Overdo$ed America
In de VS verscheen een nieuw boek over de methoden die farmaceuten gebruiken om de uitkomsten van onderzoeken in hun eigen voordeel om te buigen.
Het boek, geschreven door een Harvard docent en arts, draagt als ondertitel:
“How the Pharmaceutical Companies Distort Medical Knowledge, Mislead Doctors, and Compromise Your Health”.
Op deze site tonen we al langer aan dat veel van de onderzoeken die bijvoorbeeld de gevaren van meeroken zouden bewijzen, ook tot stand komen door dit soort manipulaties, waardoor de objectiviteit van onderzoeken erg in gevaar komt.
Here are some specific means Dr.

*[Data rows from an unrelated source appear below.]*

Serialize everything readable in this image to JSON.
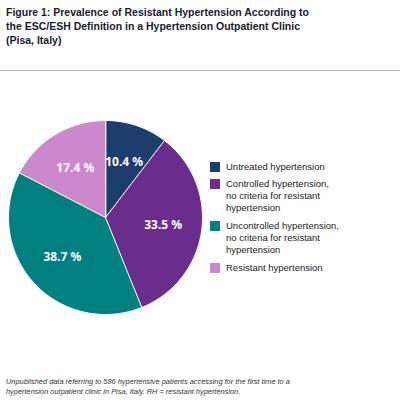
{
  "chart_data": {
    "type": "pie",
    "title": "Figure 1: Prevalence of Resistant Hypertension According to\nthe ESC/ESH Definition in a Hypertension Outpatient Clinic\n(Pisa, Italy)",
    "categories": [
      "Untreated hypertension",
      "Controlled hypertension,\nno criteria for resistant\nhypertension",
      "Uncontrolled hypertension,\nno criteria for resistant\nhypertension",
      "Resistant hypertension"
    ],
    "values": [
      10.4,
      33.5,
      38.7,
      17.4
    ],
    "value_labels": [
      "10.4 %",
      "33.5 %",
      "38.7 %",
      "17.4 %"
    ],
    "colors": [
      "#1c3d6e",
      "#6b2d8b",
      "#008080",
      "#cc88cc"
    ],
    "data_labels": true,
    "legend": "right",
    "annotations": [
      "Unpublished data referring to 586 hypertensive patients accessing for the first time to a\nhypertension outpatient clinic in Pisa, Italy. RH = resistant hypertension."
    ]
  }
}
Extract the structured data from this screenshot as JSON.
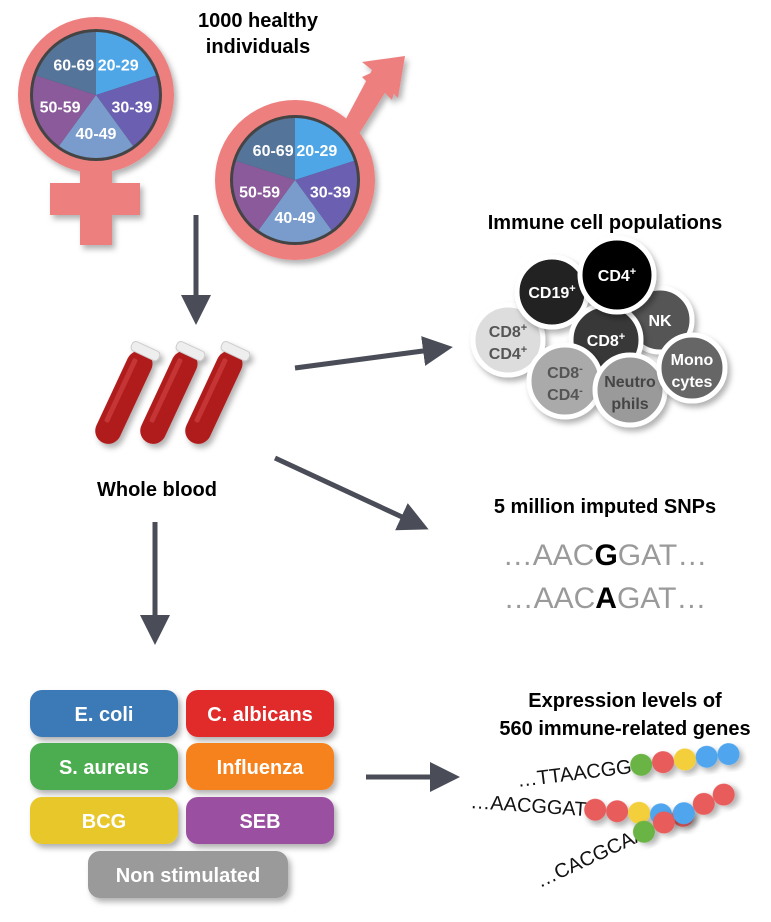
{
  "cohort": {
    "title_line1": "1000 healthy",
    "title_line2": "individuals",
    "age_groups": [
      "20-29",
      "30-39",
      "40-49",
      "50-59",
      "60-69"
    ],
    "age_colors": [
      "#4fa6e6",
      "#6a5fb0",
      "#7a9ccc",
      "#8a5a9a",
      "#557499"
    ],
    "symbol_color": "#ee7f7f"
  },
  "sample": {
    "label": "Whole blood"
  },
  "immune_cells": {
    "title": "Immune cell populations",
    "cells": [
      {
        "l1": "CD19",
        "s1": "+",
        "l2": "",
        "s2": "",
        "fill": "#222222",
        "text": "#ffffff"
      },
      {
        "l1": "CD4",
        "s1": "+",
        "l2": "",
        "s2": "",
        "fill": "#000000",
        "text": "#ffffff"
      },
      {
        "l1": "NK",
        "s1": "",
        "l2": "",
        "s2": "",
        "fill": "#555555",
        "text": "#ffffff"
      },
      {
        "l1": "CD8",
        "s1": "+",
        "l2": "",
        "s2": "",
        "fill": "#383838",
        "text": "#ffffff"
      },
      {
        "l1": "CD8",
        "s1": "+",
        "l2": "CD4",
        "s2": "+",
        "fill": "#dddddd",
        "text": "#555555"
      },
      {
        "l1": "CD8",
        "s1": "-",
        "l2": "CD4",
        "s2": "-",
        "fill": "#aaaaaa",
        "text": "#555555"
      },
      {
        "l1": "Neutro",
        "s1": "",
        "l2": "phils",
        "s2": "",
        "fill": "#9a9a9a",
        "text": "#444444"
      },
      {
        "l1": "Mono",
        "s1": "",
        "l2": "cytes",
        "s2": "",
        "fill": "#666666",
        "text": "#ffffff"
      }
    ]
  },
  "snps": {
    "title": "5 million imputed SNPs",
    "seq1": {
      "pre": "…AAC",
      "allele": "G",
      "post": "GAT…"
    },
    "seq2": {
      "pre": "…AAC",
      "allele": "A",
      "post": "GAT…"
    }
  },
  "stimuli": [
    {
      "label": "E. coli",
      "color": "#3a7ab6"
    },
    {
      "label": "C. albicans",
      "color": "#e12b2b"
    },
    {
      "label": "S. aureus",
      "color": "#4cad4f"
    },
    {
      "label": "Influenza",
      "color": "#f5821f"
    },
    {
      "label": "BCG",
      "color": "#e8c72c"
    },
    {
      "label": "SEB",
      "color": "#9b4fa1"
    },
    {
      "label": "Non stimulated",
      "color": "#9a9a9a"
    }
  ],
  "expression": {
    "title_line1": "Expression levels of",
    "title_line2": "560 immune-related genes",
    "seqs": [
      "…TTAACGG",
      "…AACGGAT",
      "…CACGCAA"
    ],
    "bead_colors": {
      "green": "#6ab344",
      "red": "#e85c5c",
      "yellow": "#f3cf3a",
      "blue": "#50a6ee"
    }
  }
}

Abramson wrote about by which medical knowledge is
distorted:
• A clinical trial result can be published in a peer-reviewed journal where the results are not
statistically significant, yet claimed to be highly positive.
• Relative risk reduction (RRR) is used to magnify results when the absolute risk reduction is
small. If a drug, test, or device cuts the subjects with the medical condition from 2 in a million to 1
in a million, the RRR = 50%. But in such a case, why bother?
• Many clinical trials study mostly or entirely men, but the results are applied to women as well.
• Subjects in clinical trials may be 40-60 years old to start, but the results are then applied to those
70-90 years old and children.
• Key findings often are not in the abstracts of the articles reporting on clinical trials.
• Review papers are often written by drug industry experts to praise certain drugs.
• Clinical trials are stopped when the data become bad for the drug, not when the original trial
duration planned has been reached.
• Trials that do not favor the drug are not published or reported to the FDA.
• Advertisements for drugs ignore FDA warnings on over-promotion.
• Common conditions are elevated to pathological states to sell drugs.
• Surrogate endpoints (bone density, blood pressure, cholesterol) are substituted for clinically
certain endpoints (death, cancer, heart problems, ability to walk).
• Internet sites claiming to be patient focus groups are sponsored by drug companies.
• Continuing Medical Education seminars are produced by drug, test and device makers to sell their
products, not to educate.
• Physicians are wined and dined to favor certain corporate goals.